TLDR: ASK-HINT is a new method that uses detailed, action-specific questions to guide AI vision-language models in detecting unusual events in videos. Unlike abstract prompts, ASK-HINT’s fine-grained approach improves accuracy, provides clear explanations for its decisions, and works effectively without needing extensive training, making it a highly adaptable solution for surveillance and other applications.
Detecting unusual or abnormal events in video streams, known as Video Anomaly Detection (VAD), is a critical task with wide-ranging applications, from autonomous driving to surveillance monitoring. While simply identifying an anomaly is important, practical systems also need to explain why an event is considered abnormal.
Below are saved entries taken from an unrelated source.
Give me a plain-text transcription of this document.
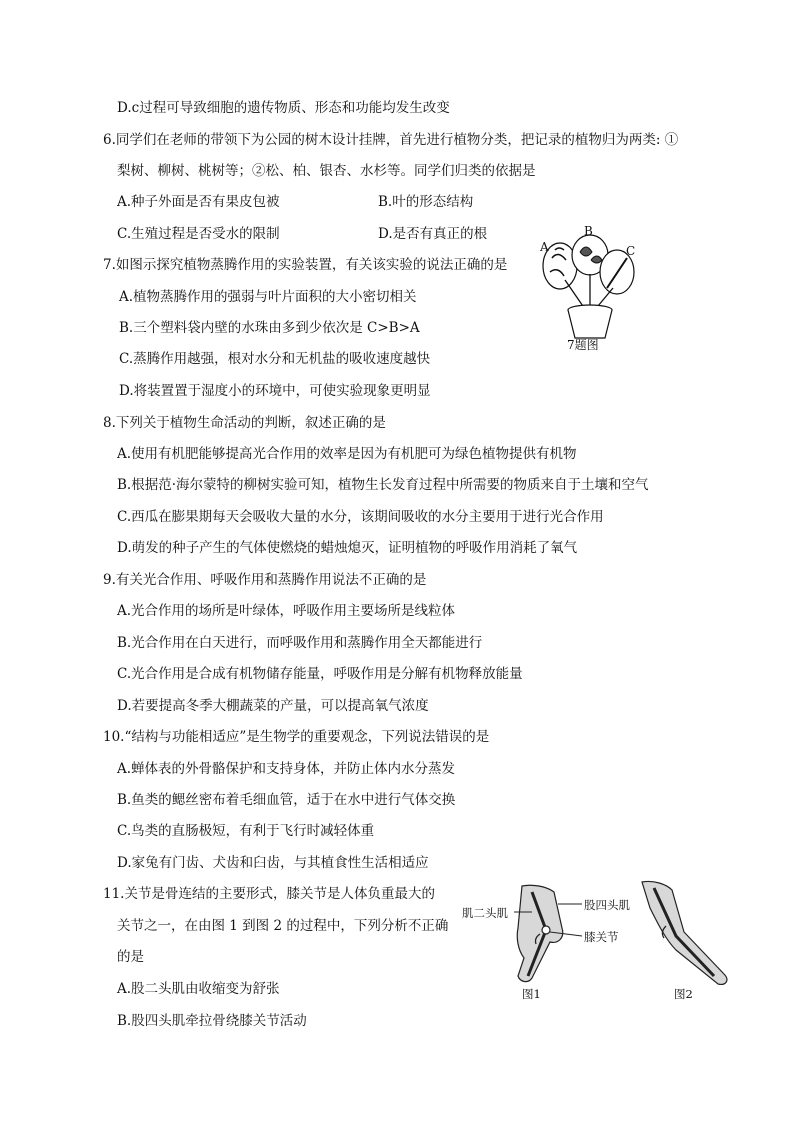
D.c过程可导致细胞的遗传物质、形态和功能均发生改变
6.同学们在老师的带领下为公园的树木设计挂牌，首先进行植物分类，把记录的植物归为两类: ①
梨树、柳树、桃树等；②松、柏、银杏、水杉等。同学们归类的依据是
A.种子外面是否有果皮包被	B.叶的形态结构
C.生殖过程是否受水的限制	D.是否有真正的根
7.如图示探究植物蒸腾作用的实验装置，有关该实验的说法正确的是
A.植物蒸腾作用的强弱与叶片面积的大小密切相关
B.三个塑料袋内壁的水珠由多到少依次是 C>B>A
C.蒸腾作用越强，根对水分和无机盐的吸收速度越快
D.将装置置于湿度小的环境中，可使实验现象更明显
A
B
C
7题图
8.下列关于植物生命活动的判断，叙述正确的是
A.使用有机肥能够提高光合作用的效率是因为有机肥可为绿色植物提供有机物
B.根据范·海尔蒙特的柳树实验可知，植物生长发育过程中所需要的物质来自于土壤和空气
C.西瓜在膨果期每天会吸收大量的水分，该期间吸收的水分主要用于进行光合作用
D.萌发的种子产生的气体使燃烧的蜡烛熄灭，证明植物的呼吸作用消耗了氧气
9.有关光合作用、呼吸作用和蒸腾作用说法不正确的是
A.光合作用的场所是叶绿体，呼吸作用主要场所是线粒体
B.光合作用在白天进行，而呼吸作用和蒸腾作用全天都能进行
C.光合作用是合成有机物储存能量，呼吸作用是分解有机物释放能量
D.若要提高冬季大棚蔬菜的产量，可以提高氧气浓度
10.“结构与功能相适应”是生物学的重要观念，下列说法错误的是
A.蝉体表的外骨骼保护和支持身体，并防止体内水分蒸发
B.鱼类的鳃丝密布着毛细血管，适于在水中进行气体交换
C.鸟类的直肠极短，有利于飞行时减轻体重
D.家兔有门齿、犬齿和臼齿，与其植食性生活相适应
11.关节是骨连结的主要形式，膝关节是人体负重最大的
关节之一，在由图 1 到图 2 的过程中，下列分析不正确
的是
A.股二头肌由收缩变为舒张
B.股四头肌牵拉骨绕膝关节活动
肌二头肌
股四头肌
膝关节
图1	图2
Recent advancements in Vision-Language Models (VLMs), which combine powerful visual understanding with language reasoning, show great promise for VAD, offering natural language explanations.
However, current methods often use very general or abstract prompts to guide these VLMs. These prompts frequently miss the subtle, fine-grained details of human-object interactions or specific actions that truly define complex anomalies in real-world surveillance footage. For instance, an abstract prompt might fail to recognize a robbery because it doesn’t specifically look for actions like ‘property being taken’ or ‘physical confrontation’.
Introducing ASK-HINT: A Smarter Way to Prompt VLMs
To address this limitation, researchers have introduced a novel framework called ASK-HINT. This structured prompting approach leverages action-centric knowledge to extract more accurate and understandable reasoning from existing, pre-trained VLMs. The core idea is to move beyond vague questions and instead use detailed, specific inquiries that align the model’s predictions with clear visual cues.
ASK-HINT organizes its prompts into semantically meaningful groups, such as ‘violence’, ‘property crimes’, or ‘public safety incidents’. Within these groups, it formulates fine-grained guiding questions. For example, instead of asking ‘Is there an anomaly?’, it might ask ‘Do you see punching, kicking, or wrestling on the ground?’ or ‘Is there any fire or smoke?’. This level of detail helps the VLM focus on specific visual evidence, leading to better detection and more interpretable explanations.
How ASK-HINT Works
The framework operates in three main steps:
1. Class-Wise Prompt Construction: Initially, a pool of fine-grained, action-focused questions is created for each type of anomaly. These questions are designed to target concrete visual actions or human-object interactions relevant to that specific anomaly class.
2. Semantic Compression via Prompt Selection: A key insight of ASK-HINT is that many anomaly types share common underlying actions. For example, ‘setting fire’ is relevant to both ‘Arson’ and ‘Explosion’. The framework uses the VLM itself to identify and cluster semantically related prompts. These clusters are then summarized into a compact set of 2-3 generalized guiding questions for each group (e.g., ‘Violence or Harm to People’, ‘Crimes Against Property’, ‘Public Safety Incidents’). This compression makes the process more efficient and reduces the risk of the model getting confused by too many irrelevant prompts.
3. Structured Inference with Explanation Trace: During detection, the VLM uses this compact set of guiding questions. It first makes a binary decision: is the video ‘Normal’ or ‘Abnormal’? If abnormal, it then assigns the video to one of the predefined semantic groups and provides a concise reason based on the specific questions it answered ‘yes’ to. This structured output provides a clear, human-auditable explanation for the anomaly detection.
Also Read:
- Making Sense of AI: Generating Understandable Explanations for Video Summaries
- GroundSight: Enhancing Visual Question Answering with Focused Attention and Hallucination Control
Key Advantages and Performance
ASK-HINT offers several significant benefits:
- Improved Accuracy: Extensive experiments on datasets like UCF-Crime and XD-Violence show that ASK-HINT consistently outperforms previous methods, including both training-free and some fine-tuned approaches, achieving state-of-the-art performance.
- Enhanced Interpretability: By providing detailed reasoning traces aligned with fine-grained actions, the framework makes VLM decisions transparent and understandable.
- Training-Free and Generalizable: ASK-HINT works with frozen (pre-trained) VLMs without requiring any additional training or fine-tuning. This makes it highly adaptable and capable of generalizing across different datasets and even to previously unseen anomaly categories.
The research demonstrates that the granularity of prompts plays a critical role in unlocking the full reasoning capabilities of VLMs for video anomaly detection. By focusing on specific actions rather than abstract labels, ASK-HINT establishes a new, efficient, and explainable solution for this challenging task.
For more technical details, you can refer to the full research paper: Unlocking Vision-Language Models for Video Anomaly Detection via Fine-Grained Prompting.
While ASK-HINT represents a significant step forward, the authors acknowledge limitations, such as its reliance on a static prompt set and its current lack of explicit temporal modeling. Future work will explore dynamic, context-aware prompting and incorporating more sophisticated temporal reasoning to further enhance its capabilities in complex, evolving environments.